Já nos onze hospitais da Fundação Hospitalar do Estado de Minas Gerais (Fhemig), foram confirmados três casos de coronavírus entre os profissionais de saúde: no Hospital João Paulo II, Maternidade Odete Valadares e Instituto Raul Soares – ainda há outros cinco suspeitos que aguardam a finalização dos exames. Em relação à síndrome gripal, que contempla outras doenças respiratórias, foram outros 63 funcionários infectados e afastados. 

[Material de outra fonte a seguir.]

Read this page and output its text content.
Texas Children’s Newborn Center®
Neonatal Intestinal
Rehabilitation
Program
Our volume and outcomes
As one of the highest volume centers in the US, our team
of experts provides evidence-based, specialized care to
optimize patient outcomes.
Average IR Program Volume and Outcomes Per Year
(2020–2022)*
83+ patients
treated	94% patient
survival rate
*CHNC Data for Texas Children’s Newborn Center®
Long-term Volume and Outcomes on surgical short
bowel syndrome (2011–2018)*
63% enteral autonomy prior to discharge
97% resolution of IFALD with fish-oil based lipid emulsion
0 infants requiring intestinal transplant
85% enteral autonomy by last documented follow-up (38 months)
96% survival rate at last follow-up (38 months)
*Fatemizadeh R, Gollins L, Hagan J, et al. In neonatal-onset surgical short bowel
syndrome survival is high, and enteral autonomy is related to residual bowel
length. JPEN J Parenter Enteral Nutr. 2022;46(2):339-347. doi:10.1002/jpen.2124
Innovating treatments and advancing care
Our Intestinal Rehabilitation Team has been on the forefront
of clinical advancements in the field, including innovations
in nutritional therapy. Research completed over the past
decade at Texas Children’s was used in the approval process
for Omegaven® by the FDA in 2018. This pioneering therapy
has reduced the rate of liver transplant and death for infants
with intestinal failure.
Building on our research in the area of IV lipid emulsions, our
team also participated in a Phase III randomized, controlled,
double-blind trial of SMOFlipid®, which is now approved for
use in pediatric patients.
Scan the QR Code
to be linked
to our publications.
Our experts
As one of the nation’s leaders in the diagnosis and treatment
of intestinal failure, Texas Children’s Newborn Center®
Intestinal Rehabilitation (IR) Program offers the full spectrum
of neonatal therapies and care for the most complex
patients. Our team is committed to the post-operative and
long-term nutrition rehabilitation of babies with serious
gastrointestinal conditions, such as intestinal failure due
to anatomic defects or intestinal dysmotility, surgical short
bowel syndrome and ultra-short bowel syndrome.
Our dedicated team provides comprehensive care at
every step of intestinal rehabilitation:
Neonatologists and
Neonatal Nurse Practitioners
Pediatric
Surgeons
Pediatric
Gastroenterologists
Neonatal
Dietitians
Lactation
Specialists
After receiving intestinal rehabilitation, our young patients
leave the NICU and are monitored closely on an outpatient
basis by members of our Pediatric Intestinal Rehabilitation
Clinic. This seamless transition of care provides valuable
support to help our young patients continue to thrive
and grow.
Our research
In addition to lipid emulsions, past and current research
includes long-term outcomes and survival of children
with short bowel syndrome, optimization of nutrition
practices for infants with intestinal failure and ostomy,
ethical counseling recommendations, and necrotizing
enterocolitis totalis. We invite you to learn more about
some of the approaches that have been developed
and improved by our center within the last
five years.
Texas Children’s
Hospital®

A diretora do Sindicato Único dos Trabalhadores da Saúde de Minas Gerais (Sind-Saúde), Neuza Freitas, disse que já solicitou à Fhemig o número de pessoas que deixaram de atuar devido às doenças, mas não teve resposta. "São muitas denúncias e a fundação tenta minimizar os problemas. No Hospital Eduardo de Menezes, por exemplo, falta também equipamento de proteção, como aventais. Só são fornecidos os descartáveis, que não são tão eficientes", disse.

Além disso, há a preocupação com a reposição dos funcionários na já deficitária rede hospitalar. "O governo diz que os hospitais estão preparados para o pico da pandemia, mas na realidade o que vemos é número de trabalhadores reduzidos e falta de equipamentos. E se não fornece, eles vão adoecer amanhã", finaliza.

Outro lado

Em nota, a Secretaria Municipal de Saúde alegou que não foi intimada sobre a decisão judicial. A pasta ainda enfatiza que segue todas as recomendações das notas técnicas elaboradas por especialistas e a rede municipal está abastecida em relação aos equipamentos de proteção individual. "A secretaria mantém as compras para abastecer os estoques das unidades e os fornecedores têm mantido entregas regulares", informa.

Em relação à falta de equipamentos, a secretaria afirmou que a UPA Leste possui três respiradores e, neste momento, apenas um é utilizado. O órgão alega que as capacitações dos profissionais foram iniciadas no início do ano e várias notas técnicas divulgadas com atualização contínua do conhecimento. "Os profissionais da Rede SUS-BH foram sensibilizados e capacitados em relação ao diagnóstico, assistência, monitoramento e tratamento diante de casos suspeitos de Covid-19", informa.

A Fhemig também alegou que as unidades possuem todos os materiais de proteção necessários. "Sabemos que esses itens se encontram em falta no mercado e é necessário que haja um contingenciamento para evitar extravios e o uso indiscriminado, o que acarretará, realmente, em riscos para servidores e pacientes", reconhece. 

Sobre os profissionais afastados, a rede disse que já realizou chamamentos emergenciais  para reforçar o quadro de profissionais da linha de frente. Ainda conforme a fundação, "o servidor que apresentar febre e sinais ou sintomas respiratórios característicos da covid-19 (tosse, falta de ar, coriza, congestão nasal) deverá ser orientado pela chefia imediata a preencher a autodeclaração e a permanecer em quarentena domiciliar por 14 dias e, se necessário, buscar atendimento médico".